Having spent his childhood growing up in England, Greece, Brazil and the Netherlands, Atsma believes this might have contributed to his sense of restlessness. “I grew up with unrest, and I tried to find this again as an actor. Now, I’m once again searching for this unrest abroad,” he continues. Currently living in Utrecht, he says he is not planning to move anytime soon. “I have two daughters here, I’m very fond of the Netherlands and I’m attached to my friends. I absolutely would not want to change that.” He adds: “The more I travel the world, the more I realise how incredibly liberal and free the Netherlands is. That is unique in the world.”
Telling his story
Last year he also made his presenting debut in the real-life series Down for Dummies. In the television programme, Atsma, who grew up with a brother with Down syndrome, followed the lives of three girls with the genetic disorder. “This made it very personal, it was very much my own story, and in a way I am trying to find more of these things,” he explains. “As an actor I’m increasingly trying to pull things my way and have more influence on the script. I try to tell my own story, which I really enjoy and currently I’m also writing scripts.”
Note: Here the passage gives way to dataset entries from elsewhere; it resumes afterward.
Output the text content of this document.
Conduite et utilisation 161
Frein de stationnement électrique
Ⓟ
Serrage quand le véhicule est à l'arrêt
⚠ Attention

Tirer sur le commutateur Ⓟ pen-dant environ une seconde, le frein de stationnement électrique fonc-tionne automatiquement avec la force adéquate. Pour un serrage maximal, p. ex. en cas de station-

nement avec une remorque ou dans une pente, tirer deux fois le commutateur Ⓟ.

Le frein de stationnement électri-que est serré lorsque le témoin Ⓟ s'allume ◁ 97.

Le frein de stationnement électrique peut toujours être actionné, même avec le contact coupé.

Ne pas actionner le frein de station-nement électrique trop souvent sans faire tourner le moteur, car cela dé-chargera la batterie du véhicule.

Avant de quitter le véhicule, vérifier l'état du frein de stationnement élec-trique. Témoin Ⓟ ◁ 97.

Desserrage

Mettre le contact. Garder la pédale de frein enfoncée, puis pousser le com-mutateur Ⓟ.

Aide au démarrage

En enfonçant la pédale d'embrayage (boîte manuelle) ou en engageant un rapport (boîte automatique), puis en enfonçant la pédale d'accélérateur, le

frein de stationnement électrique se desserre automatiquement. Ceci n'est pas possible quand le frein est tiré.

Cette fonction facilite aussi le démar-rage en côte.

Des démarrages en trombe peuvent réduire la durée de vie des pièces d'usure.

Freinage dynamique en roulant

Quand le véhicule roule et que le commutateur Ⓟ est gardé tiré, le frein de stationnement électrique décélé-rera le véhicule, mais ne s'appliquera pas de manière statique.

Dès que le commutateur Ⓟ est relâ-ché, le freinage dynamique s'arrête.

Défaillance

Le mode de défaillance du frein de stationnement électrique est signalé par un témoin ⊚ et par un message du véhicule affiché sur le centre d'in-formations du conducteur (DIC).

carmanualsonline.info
This spring, Atsma already has a busy schedule. He is currently shooting Mannenharten 2, sequel to the popular Dutch comedy Mannenharten from two years ago. In Germany, he will play a lead character in Die letzte Spur (The Last Track) after the detective bestseller by writer Charlotte Link. Next, he will film Knielen op een bed violen after the famous literary novel by Jan Siebelink. “I’ve got a nice mix here: I do a romcom, a thriller and a historic 1950s project after one of the most famous books in Dutch literature,” he chuckles just before we wrap up our phone conversation. At the end he says “I’ve got to be at my German class anyway, so I’ve got to hang now!”